Free Coupon AI-900 Azure AI Fundamentals Practice Exam Questions 2026 [100% OFF]

Hands-On Machine Learning, Deep Learning, Quantum Algorithms & Hybrid AI-QC Applications(AI)

Free Coupon AI-900 Azure AI Fundamentals Practice Exam Questions 2026 [100% OFF]

Take advantage of a 100% OFF coupon code for the 'AI-900 Azure AI Fundamentals Practice Exam Questions 2026' course, created by Codaming • 300k Learners Worldwide , Vedika Singh , Dinesh Kumar, available on Udemy.

This course, updated on February 22, 2026 and will be expired on 2026/02/25

This course provides 49 minute(s) of expert-led training in English , designed to boost your IT Certifications skills.

Highly rated at 4.2-star stars from 16 reviews, it has already helped 4,021 students.

This exclusive coupon is shared by Anonymous, at the price 19.99 $ 0 $

Don’t miss this opportunity to level up your skills!

Prepare for the AI-900 or AI 900 exam with confidence! This set includes 324 unique practice questions created from scratch and fully compliant with the official 2026 exam syllabus.


The AI-900 exam syllabus is structured around five main domains, covering core AI/ML concepts and how they are implemented using Microsoft Azure AI services.


Domain Approximate Weighting

1. Describe Artificial Intelligence workloads and considerations 15-20%

2. Describe fundamental principles of machine learning on Azure 15-20%

3. Describe features of computer vision workloads on Azure 15-20%

4. Describe features of Natural Language Processing (NLP) workloads on Azure 15-20%

5. Describe features of generative AI workloads on Azure 20-25%


1. Describe Artificial Intelligence workloads and considerations (15-20%)

  • Identify features of common AI workloads: computer vision, NLP, document processing, generative AI.

  • Identify guiding principles for responsible AI: fairness, reliability & safety, privacy & security, inclusiveness, transparency, accountability.


2. Describe fundamental principles of machine learning on Azure (15-20%)

  • Identify common machine learning techniques: regression, classification, clustering, deep learning, Transformer architecture.

  • Describe core machine learning concepts: features and labels, training vs validation datasets.

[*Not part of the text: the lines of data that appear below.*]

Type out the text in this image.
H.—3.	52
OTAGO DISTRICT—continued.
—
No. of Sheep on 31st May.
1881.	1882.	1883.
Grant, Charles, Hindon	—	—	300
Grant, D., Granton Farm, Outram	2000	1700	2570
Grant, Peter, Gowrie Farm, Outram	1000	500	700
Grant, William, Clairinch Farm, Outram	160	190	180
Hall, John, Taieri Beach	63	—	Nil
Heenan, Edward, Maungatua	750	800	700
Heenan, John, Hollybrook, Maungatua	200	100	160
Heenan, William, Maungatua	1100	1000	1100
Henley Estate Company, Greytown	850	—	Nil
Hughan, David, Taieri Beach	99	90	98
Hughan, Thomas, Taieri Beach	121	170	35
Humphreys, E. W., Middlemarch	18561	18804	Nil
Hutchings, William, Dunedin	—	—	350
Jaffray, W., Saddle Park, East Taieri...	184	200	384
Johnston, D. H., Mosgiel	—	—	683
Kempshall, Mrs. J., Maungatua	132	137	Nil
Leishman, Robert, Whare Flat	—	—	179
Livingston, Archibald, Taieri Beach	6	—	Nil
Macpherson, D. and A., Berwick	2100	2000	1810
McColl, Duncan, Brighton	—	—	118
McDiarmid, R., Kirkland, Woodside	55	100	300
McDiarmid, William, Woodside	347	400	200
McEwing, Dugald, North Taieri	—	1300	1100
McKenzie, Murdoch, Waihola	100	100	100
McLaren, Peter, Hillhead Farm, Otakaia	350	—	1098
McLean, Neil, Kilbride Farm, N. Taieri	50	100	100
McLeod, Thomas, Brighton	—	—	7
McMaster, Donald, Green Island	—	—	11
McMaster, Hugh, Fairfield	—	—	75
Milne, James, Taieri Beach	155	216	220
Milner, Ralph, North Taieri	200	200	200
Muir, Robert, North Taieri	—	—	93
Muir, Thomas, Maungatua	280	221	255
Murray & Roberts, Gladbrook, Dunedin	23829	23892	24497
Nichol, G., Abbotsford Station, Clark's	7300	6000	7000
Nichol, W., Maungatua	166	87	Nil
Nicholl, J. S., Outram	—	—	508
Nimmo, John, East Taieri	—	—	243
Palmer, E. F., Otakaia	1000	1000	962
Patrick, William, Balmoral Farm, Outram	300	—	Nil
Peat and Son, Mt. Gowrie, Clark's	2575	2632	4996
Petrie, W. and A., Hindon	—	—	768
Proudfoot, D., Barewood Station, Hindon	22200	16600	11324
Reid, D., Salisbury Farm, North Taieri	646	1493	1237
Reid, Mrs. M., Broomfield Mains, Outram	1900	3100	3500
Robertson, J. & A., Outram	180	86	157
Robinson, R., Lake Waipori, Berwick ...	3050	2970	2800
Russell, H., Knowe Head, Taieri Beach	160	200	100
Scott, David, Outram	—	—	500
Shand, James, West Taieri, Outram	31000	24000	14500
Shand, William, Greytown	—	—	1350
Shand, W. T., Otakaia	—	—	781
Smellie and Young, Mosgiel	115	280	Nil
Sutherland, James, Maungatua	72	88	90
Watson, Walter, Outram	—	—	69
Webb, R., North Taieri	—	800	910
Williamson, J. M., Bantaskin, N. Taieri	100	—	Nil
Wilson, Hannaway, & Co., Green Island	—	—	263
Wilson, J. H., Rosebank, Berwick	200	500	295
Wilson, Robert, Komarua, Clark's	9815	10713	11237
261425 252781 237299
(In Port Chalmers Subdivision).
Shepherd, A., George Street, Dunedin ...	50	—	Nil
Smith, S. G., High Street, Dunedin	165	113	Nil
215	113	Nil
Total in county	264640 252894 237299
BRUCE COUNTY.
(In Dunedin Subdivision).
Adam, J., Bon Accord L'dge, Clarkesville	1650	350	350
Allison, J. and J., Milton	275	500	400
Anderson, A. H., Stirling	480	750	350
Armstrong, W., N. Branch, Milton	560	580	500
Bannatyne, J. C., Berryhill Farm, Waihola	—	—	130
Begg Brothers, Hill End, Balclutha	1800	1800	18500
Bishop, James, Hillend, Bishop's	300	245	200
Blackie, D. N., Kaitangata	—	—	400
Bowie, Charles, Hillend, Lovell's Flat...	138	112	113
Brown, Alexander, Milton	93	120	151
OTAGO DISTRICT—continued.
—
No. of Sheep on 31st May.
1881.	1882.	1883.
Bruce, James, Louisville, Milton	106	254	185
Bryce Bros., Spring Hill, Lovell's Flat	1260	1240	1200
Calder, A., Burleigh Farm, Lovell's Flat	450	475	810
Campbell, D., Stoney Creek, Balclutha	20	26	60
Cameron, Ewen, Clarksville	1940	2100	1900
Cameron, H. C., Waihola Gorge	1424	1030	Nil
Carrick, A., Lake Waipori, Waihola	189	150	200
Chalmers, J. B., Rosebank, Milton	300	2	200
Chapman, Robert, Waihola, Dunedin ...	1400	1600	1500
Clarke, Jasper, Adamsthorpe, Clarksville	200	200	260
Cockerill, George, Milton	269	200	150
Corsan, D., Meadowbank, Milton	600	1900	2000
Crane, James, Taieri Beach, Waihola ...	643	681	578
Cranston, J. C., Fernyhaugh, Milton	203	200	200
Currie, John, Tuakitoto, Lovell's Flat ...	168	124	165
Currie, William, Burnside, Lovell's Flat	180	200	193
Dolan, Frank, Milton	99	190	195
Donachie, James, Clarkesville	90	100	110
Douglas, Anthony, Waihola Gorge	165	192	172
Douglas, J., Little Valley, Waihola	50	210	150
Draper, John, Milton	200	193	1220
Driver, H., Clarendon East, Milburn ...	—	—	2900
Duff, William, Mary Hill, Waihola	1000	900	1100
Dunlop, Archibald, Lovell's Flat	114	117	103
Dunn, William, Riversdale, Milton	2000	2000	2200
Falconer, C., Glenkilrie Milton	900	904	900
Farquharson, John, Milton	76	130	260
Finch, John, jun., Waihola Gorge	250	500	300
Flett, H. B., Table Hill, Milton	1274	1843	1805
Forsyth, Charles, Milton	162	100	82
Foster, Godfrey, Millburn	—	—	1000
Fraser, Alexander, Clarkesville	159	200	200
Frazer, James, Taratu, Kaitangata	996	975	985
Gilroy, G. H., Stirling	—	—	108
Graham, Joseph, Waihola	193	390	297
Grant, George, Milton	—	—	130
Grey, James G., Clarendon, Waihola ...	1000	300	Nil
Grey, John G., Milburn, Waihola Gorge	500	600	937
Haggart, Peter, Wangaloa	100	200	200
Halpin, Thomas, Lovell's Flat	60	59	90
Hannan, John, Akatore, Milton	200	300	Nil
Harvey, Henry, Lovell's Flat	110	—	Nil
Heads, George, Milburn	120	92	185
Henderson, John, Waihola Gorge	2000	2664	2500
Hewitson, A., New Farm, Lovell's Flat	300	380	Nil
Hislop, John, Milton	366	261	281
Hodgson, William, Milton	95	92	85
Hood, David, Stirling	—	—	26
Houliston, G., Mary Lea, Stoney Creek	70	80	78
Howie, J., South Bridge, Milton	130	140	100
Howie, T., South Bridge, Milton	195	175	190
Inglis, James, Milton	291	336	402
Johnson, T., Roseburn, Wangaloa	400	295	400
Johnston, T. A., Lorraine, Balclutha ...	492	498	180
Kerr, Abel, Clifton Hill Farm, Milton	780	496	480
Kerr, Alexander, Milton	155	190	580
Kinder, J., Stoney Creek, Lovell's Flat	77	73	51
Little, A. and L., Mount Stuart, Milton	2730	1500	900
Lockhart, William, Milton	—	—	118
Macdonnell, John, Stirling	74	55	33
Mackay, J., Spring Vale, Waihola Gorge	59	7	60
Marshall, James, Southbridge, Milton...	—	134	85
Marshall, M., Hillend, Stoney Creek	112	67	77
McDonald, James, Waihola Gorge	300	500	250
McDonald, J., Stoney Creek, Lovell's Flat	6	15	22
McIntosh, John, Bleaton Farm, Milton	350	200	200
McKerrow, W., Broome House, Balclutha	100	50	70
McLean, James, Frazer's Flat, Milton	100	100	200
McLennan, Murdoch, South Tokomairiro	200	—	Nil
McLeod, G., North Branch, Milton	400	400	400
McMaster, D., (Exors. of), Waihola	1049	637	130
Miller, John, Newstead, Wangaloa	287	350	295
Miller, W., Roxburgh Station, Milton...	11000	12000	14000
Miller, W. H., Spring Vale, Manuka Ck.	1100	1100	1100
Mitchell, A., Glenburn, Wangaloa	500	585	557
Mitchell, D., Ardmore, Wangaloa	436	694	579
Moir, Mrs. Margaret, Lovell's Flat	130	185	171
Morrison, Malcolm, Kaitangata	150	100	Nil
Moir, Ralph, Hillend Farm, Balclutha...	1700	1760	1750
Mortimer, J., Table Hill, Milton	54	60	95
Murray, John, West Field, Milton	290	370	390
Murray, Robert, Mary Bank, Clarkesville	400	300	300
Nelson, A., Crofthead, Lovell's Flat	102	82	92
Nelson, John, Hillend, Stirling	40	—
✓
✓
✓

  • Describe Azure Machine Learning capabilities: automated ML, data & compute services, model management & deployment.


3. Describe features of computer vision workloads on Azure (15-20%)

  • Identify types of computer vision solutions: image classification, object detection, OCR, facial detection/analysis.

  • Identify Azure tools & services: e.g., Azure AI Vision, Azure AI Face detection service.


4. Describe features of Natural Language Processing (NLP) workloads on Azure (15-20%)

  • Identify features & uses of NLP scenarios: key phrase extraction, entity recognition, sentiment analysis, language modelling, speech recognition & synthesis, translation.

  • Identify Azure tools & services for NLP workloads: e.g., Azure AI Language, Azure AI Speech.


5. Describe features of generative AI workloads on Azure (20-25%)

  • Identify features of generative AI models and common use-cases.

  • Identify generative AI services/capabilities in Azure: e.g., Azure OpenAI Service, Azure AI Foundry (model catalog).